ZOMBIE LAKE (1981)
aka Le Lac Des Morts Vivants
Directed by Jean Rollin
Image Entertainment DVD
THE FILMS
When people don't show up for work in the United States, they get fired. No one is happy. When people don't show up for work in Europe, they get Zombie Lake.
Everyone is happy.
In the right hands, preordained deficiency can be majestic. Check out Doris Wishman's A Night To Dismember for an ideal taste. Like that forced-experimental beauty, Zombie Lake is in the right hands. As the story (and Phil Hardy's Overlook Encyclopedia Of Horror) goes, gutter-poet Jess Franco was all set to direct the self-penned film. However, when the clapboards clapped, Franco was M.I.A. Eurocine put out a call. Jean Rollin answered. Here's where the strings come in.
Zombie Lake is inevitable magic. At face value, it's a full frontal nude-cutie which just happens to showcase a handful of placid WWII zombies at a most economized peak. That's reason enough to love it. And, if anyone other than Jean Rollin had directed, that may very well have been the only reason to love it. For you see, like fellow Frenchman Eric Rohmer, Rollin is an elegant aesthete beset with cataloging his particular obsessions on film. Over. And over. And over. But where Rohmer finds contentment in the exploration of men, women, and their complex desires, Rollin seeks joy in breasts, pubes, and their respective placement within the canon of horror. So what happens when an assured artisan is thrown into a situation with no time to think, no clout to spread, and little room for craftsmanship? You got it: magic. Inevitably.

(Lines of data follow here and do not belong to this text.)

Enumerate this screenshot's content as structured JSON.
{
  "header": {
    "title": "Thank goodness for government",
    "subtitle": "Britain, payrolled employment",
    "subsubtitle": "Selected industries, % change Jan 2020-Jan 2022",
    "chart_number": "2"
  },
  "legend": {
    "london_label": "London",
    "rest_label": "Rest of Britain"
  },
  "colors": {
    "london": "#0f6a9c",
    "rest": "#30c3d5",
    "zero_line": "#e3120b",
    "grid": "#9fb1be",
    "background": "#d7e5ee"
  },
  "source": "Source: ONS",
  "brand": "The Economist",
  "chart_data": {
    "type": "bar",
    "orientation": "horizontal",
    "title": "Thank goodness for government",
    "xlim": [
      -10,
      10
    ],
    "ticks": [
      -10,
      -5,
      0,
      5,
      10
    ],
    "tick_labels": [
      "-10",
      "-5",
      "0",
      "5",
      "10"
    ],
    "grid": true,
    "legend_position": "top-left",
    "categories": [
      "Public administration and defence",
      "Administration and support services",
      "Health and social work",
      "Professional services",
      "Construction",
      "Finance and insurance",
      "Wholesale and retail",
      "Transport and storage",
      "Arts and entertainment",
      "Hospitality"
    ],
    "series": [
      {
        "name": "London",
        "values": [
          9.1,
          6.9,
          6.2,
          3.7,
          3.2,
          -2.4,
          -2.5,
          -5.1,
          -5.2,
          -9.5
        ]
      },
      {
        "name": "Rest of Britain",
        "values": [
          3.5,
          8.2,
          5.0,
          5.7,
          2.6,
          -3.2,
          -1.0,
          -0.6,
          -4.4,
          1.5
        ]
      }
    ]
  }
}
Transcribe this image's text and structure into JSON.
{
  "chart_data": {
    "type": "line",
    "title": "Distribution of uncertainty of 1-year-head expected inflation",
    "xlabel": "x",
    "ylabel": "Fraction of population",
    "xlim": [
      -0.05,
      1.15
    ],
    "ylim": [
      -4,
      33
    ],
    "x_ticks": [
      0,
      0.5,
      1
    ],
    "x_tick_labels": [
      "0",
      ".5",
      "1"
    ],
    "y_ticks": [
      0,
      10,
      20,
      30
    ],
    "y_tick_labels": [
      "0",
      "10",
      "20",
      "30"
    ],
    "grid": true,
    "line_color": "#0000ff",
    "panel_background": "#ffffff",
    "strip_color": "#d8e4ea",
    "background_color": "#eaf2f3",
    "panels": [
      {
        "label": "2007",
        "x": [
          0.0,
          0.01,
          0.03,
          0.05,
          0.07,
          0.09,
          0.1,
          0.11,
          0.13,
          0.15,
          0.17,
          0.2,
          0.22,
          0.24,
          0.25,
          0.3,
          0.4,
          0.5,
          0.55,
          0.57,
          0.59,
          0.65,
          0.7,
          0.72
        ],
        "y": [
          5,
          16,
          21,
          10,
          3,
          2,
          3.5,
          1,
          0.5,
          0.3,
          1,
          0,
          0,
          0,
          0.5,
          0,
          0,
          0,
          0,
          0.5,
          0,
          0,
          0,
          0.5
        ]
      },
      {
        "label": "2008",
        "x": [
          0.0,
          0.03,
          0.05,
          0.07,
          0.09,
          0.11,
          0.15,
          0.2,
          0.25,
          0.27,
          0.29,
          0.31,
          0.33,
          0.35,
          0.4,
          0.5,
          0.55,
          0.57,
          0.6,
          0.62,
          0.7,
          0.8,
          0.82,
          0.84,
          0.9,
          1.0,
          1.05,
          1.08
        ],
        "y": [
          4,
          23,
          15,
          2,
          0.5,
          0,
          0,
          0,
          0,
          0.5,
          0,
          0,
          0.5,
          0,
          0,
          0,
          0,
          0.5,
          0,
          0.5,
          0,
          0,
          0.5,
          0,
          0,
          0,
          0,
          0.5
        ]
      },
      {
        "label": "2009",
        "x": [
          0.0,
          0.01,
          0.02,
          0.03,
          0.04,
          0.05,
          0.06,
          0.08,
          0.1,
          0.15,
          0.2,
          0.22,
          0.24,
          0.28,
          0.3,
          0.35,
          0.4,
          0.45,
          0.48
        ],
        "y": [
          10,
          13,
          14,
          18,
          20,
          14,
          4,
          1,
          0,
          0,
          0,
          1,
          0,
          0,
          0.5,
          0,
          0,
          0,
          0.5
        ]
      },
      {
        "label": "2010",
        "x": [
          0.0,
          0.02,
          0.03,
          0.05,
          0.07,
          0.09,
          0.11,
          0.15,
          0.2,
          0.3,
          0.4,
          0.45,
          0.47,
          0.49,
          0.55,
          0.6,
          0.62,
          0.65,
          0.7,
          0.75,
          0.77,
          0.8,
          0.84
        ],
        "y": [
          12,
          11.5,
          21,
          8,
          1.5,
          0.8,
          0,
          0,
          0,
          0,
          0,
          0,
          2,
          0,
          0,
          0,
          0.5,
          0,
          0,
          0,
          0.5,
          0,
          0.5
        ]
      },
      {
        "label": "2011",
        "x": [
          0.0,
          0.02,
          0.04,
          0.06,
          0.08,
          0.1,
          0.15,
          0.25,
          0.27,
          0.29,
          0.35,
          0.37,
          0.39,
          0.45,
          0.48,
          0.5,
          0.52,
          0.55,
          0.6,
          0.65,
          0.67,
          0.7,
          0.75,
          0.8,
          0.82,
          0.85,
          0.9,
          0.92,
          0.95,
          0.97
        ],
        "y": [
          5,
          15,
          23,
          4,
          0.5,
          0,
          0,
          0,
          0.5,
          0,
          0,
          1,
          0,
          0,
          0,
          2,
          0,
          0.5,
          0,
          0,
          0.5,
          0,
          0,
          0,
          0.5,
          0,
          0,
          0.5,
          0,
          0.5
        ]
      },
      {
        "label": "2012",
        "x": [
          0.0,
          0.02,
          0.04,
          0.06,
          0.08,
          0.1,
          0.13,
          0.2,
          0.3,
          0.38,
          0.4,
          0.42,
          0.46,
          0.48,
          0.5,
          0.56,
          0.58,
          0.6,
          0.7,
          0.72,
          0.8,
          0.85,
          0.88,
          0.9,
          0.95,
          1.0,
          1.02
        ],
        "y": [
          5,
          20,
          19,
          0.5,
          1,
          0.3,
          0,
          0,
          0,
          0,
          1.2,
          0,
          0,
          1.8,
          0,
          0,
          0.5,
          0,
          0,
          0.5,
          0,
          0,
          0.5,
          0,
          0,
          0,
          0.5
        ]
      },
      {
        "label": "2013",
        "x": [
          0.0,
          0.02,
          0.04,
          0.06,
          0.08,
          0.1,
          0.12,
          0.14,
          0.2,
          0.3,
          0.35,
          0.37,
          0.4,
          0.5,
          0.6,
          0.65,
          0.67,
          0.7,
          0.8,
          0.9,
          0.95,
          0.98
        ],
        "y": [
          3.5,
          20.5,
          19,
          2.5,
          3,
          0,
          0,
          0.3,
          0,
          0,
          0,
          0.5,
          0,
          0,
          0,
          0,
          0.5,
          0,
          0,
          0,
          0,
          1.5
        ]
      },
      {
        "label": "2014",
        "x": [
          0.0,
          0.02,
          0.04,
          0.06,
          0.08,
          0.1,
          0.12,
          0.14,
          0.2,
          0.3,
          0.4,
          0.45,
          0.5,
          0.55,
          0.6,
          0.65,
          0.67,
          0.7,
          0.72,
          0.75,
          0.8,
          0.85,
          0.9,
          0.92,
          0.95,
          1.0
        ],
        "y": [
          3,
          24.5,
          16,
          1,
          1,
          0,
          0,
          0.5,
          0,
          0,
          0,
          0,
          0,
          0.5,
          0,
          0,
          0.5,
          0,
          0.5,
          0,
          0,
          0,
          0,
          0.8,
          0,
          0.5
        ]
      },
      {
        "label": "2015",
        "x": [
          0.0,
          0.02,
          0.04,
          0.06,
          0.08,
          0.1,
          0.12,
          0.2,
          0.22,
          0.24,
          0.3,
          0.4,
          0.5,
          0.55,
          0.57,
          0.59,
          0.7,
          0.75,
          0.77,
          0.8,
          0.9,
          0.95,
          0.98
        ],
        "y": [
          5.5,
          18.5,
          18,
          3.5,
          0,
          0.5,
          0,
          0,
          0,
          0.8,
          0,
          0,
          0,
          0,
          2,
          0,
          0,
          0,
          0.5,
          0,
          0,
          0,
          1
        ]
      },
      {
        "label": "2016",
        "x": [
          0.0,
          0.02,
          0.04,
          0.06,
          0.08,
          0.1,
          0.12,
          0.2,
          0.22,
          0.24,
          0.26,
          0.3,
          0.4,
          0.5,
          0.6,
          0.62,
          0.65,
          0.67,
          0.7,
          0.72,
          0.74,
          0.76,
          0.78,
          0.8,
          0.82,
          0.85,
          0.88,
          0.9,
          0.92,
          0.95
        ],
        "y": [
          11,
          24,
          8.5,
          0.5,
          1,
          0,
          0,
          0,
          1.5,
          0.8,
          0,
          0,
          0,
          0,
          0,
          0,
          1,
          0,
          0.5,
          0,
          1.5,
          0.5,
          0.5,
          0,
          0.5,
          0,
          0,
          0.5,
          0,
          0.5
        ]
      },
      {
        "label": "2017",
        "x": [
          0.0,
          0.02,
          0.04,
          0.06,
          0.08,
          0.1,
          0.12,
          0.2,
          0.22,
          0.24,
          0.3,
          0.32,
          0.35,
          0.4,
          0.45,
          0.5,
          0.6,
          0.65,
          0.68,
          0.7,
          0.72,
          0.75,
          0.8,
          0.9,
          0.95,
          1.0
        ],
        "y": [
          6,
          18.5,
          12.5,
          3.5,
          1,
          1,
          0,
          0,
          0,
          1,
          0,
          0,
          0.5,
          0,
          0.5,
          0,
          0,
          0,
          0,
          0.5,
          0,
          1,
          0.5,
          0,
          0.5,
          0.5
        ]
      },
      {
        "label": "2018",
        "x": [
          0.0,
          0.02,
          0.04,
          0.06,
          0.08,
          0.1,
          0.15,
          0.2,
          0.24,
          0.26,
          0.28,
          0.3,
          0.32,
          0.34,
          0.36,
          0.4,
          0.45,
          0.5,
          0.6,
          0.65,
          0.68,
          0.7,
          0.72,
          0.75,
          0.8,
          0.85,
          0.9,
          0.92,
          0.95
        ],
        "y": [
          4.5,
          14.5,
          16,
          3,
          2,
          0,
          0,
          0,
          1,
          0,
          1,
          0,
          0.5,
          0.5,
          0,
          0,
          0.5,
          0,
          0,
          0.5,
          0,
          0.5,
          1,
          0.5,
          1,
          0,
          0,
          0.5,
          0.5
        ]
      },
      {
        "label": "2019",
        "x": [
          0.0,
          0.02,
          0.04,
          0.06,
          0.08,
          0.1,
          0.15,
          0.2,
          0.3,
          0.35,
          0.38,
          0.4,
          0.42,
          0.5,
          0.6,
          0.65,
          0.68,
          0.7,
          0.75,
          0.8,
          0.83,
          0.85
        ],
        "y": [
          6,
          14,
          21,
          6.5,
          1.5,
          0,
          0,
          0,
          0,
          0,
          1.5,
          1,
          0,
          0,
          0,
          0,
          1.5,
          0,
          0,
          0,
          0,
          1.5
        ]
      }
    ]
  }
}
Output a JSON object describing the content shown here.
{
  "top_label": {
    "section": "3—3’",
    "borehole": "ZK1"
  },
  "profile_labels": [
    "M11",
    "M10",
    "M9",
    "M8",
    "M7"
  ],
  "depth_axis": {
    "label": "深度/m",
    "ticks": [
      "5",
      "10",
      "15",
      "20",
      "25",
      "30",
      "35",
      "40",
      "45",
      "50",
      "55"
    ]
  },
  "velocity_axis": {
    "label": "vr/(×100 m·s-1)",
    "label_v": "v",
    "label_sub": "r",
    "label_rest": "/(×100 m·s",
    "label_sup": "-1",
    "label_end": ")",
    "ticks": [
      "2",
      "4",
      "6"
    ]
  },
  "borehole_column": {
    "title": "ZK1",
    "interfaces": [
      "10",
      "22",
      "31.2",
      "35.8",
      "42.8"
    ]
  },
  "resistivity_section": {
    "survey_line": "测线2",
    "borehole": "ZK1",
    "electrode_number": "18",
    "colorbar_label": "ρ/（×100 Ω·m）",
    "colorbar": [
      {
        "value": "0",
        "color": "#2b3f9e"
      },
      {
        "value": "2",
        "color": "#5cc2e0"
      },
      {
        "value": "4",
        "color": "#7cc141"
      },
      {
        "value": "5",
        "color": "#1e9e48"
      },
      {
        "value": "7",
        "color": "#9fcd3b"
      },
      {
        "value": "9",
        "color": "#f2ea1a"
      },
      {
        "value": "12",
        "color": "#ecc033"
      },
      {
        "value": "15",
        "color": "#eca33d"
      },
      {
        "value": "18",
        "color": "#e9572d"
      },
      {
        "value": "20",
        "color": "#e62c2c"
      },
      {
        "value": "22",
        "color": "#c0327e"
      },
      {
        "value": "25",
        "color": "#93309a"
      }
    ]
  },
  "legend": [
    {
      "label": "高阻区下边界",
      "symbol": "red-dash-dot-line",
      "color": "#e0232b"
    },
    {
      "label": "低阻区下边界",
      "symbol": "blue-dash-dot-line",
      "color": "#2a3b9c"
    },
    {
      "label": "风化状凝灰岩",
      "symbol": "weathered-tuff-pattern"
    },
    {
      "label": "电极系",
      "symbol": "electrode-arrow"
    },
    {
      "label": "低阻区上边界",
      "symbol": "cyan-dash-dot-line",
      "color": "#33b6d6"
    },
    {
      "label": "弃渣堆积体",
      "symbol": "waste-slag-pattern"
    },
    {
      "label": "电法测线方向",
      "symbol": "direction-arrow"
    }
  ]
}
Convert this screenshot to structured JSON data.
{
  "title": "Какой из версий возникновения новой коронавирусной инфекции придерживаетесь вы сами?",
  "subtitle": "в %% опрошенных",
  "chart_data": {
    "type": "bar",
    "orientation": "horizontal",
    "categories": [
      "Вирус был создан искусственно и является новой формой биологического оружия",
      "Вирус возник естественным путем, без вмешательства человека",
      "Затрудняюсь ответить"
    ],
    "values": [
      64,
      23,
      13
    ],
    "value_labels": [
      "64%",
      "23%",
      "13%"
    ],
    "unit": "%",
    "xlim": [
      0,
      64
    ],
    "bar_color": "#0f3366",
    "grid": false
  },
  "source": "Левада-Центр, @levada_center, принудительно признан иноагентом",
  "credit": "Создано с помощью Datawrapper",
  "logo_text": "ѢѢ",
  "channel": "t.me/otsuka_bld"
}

Slightly west of Ogroff's enchanted forest lies the Lake Of The Dead. It works on the same principle: whenever someone gets close (in this case, very naked ladies), they bite the big one at the hands and mouths of green-faced, eyes-bulged soldier zombies. Sometimes, zombies emerge from the lake with not one drop of water on them. Other times, the lake magically transforms into a pool when the camera moves underwater. Soon enough, some oddly assembled villagers, led by lethargic mayor Howard Vernon, decide to take care of business. A reporter talks to Howard. Flashbacks of sex during wartime reveal that the head zombie has a child; he wants to give her his dead wife's pendant. Most of this happens after a Volkswagen full of female volleyball players arrives at the lake. There is also a giant flame thrower.
Bon travail, M. Rollin!
For 80 minutes, Zombie Lake floats by on a stoned cloud of adolescent escapism, melodramatic oafishness, and spontaneous technique. That is to say, it's a sumptuous mess, residing on a regal tier where absurdity begets singularity and singularity begets lo-fi grandeur. Everything about the film is wrong. Everything about the film is right. And, unlike a majority of Rollin's filmography, you don't have to work for it -- the flowing, slow-burn dreaminess is innate. Everywhere. Fluid pianos, ominous string quartets, and cocktail hour jazz (all courtesy Daniel White, Jess Franco's stock composer) complement the quivering camerawork, while both propel the mood. Left-in shots of equipment, crew members, and people cracking up enhance the bizarre sense of real-life urgency. Boobs serve as padding when zombie soldiers do not. Everyone appearing onscreen appears to be either highly confused or highly disconnected or highly entertained. Just like us.
And, hopefully, just like Jean Rollin.
AUDIO AND VIDEO
My TV was manufactured in 2009. This DVD was manufactured in 2001. Yet, they still make beautiful music together. Life can be so nice at times.
EXTRAS
There's a strange trailer with no typography or narration, six minutes of alternate "clothed" sequences (c'mon), and an alternate English title sequence, which consists of yellow type on a black playing field (and that's it).
FINAL THOUGHTS
Five years and several Jean Rollin films later, I've finally found "the one". Zombie Lake is both a mistake and a triumph, thereby securing its place alongside A Night To Dismember, Meatcleaver Massacre, and Another Son Of Sam as a trash-horror fever dream which should be celebrated endlessly. So do so.